STEP 3 – Look to non-traditional and newer insurers for the best prices

A surprising study run by a consumer advocacy group ran profiles through 33 insurance companies via multiple price comparison sites and checking a number of risk profiles. The end result was that newer insurers and insurers not known for doing motor cover consistently came out with the cheapest premiums. Don’t close your eyes to a good price just because the company isn’t “known” for car insurance.

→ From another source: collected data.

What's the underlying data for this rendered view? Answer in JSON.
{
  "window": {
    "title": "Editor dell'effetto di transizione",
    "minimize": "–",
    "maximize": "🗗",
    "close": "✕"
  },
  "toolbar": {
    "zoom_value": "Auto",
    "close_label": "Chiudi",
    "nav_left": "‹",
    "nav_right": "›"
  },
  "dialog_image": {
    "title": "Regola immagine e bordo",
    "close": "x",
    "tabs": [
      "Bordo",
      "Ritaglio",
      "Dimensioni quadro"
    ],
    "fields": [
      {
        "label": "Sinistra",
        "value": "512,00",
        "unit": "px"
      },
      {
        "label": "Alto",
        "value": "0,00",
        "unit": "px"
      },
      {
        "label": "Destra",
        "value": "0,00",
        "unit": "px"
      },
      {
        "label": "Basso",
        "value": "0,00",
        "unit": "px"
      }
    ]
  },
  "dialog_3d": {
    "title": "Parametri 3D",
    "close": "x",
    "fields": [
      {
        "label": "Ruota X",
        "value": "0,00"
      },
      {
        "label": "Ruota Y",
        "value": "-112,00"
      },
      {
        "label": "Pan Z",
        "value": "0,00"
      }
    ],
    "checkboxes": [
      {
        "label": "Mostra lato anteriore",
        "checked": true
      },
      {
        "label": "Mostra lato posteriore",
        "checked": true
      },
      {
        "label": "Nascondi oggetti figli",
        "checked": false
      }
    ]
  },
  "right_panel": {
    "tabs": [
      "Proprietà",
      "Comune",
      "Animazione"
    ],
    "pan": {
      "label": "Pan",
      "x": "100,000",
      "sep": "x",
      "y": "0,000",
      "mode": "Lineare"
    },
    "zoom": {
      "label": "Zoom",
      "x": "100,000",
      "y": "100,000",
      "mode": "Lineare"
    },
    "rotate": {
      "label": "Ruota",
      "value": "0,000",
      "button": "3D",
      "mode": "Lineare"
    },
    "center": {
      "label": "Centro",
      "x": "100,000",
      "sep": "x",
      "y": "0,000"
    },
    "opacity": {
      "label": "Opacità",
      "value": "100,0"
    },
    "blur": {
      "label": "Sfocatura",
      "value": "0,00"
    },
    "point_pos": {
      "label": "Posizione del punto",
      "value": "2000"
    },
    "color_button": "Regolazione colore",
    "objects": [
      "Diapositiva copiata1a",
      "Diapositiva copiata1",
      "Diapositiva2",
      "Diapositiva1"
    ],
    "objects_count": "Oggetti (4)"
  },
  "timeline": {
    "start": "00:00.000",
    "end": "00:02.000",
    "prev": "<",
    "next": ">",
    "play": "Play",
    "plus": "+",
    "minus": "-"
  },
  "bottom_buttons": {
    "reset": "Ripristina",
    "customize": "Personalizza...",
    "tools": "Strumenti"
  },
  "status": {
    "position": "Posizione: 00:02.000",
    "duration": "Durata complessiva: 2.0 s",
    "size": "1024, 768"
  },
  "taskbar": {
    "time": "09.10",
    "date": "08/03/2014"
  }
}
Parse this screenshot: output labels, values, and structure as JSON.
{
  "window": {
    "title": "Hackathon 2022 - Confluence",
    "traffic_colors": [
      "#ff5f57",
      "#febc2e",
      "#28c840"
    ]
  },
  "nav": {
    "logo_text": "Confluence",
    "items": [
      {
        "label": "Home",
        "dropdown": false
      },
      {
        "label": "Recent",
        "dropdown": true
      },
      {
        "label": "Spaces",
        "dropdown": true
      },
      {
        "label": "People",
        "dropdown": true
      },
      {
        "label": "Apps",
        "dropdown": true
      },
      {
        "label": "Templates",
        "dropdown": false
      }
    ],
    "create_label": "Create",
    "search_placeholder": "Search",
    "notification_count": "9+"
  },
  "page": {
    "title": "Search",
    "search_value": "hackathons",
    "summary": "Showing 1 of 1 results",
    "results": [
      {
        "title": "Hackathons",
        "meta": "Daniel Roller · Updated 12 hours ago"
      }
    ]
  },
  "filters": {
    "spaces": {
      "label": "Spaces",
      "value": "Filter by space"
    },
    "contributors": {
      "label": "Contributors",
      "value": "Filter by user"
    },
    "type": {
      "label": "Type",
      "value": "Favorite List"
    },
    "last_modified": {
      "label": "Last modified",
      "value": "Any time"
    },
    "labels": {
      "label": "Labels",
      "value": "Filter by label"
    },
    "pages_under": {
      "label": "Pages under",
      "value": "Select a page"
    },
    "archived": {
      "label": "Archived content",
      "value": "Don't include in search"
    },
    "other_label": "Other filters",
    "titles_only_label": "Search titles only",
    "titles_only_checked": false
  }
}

STEP 4 – Get cover that matches your driving needs and habits

Many of us just buy a standard car insurance policy with cover options that we are unlikely to need or use. If you’re a low mileage driver with a standard policy you could be wasting hundreds every year. There is even a new ‘pay as you drive’ policy that uses a GPS device installed in your car so that your premiums are linked to your personal driving habits including mileage, the roads you use, and the time of day you use them.

STEP 5 – Reduce the risk and make the most of the discounts

Premiums for any insurance are based upon risk, so to reduce your premiums try and reduce the risk of needing to claim on your policy. Factors such as where your car is parked, how it is used, and how secure it is are all factored into premiums. A little-known trick that can work with some insurers is to add a low-risk named driver to your policy. A female over the age of thirty with a clean driving record can cut your premiums by 5-10%.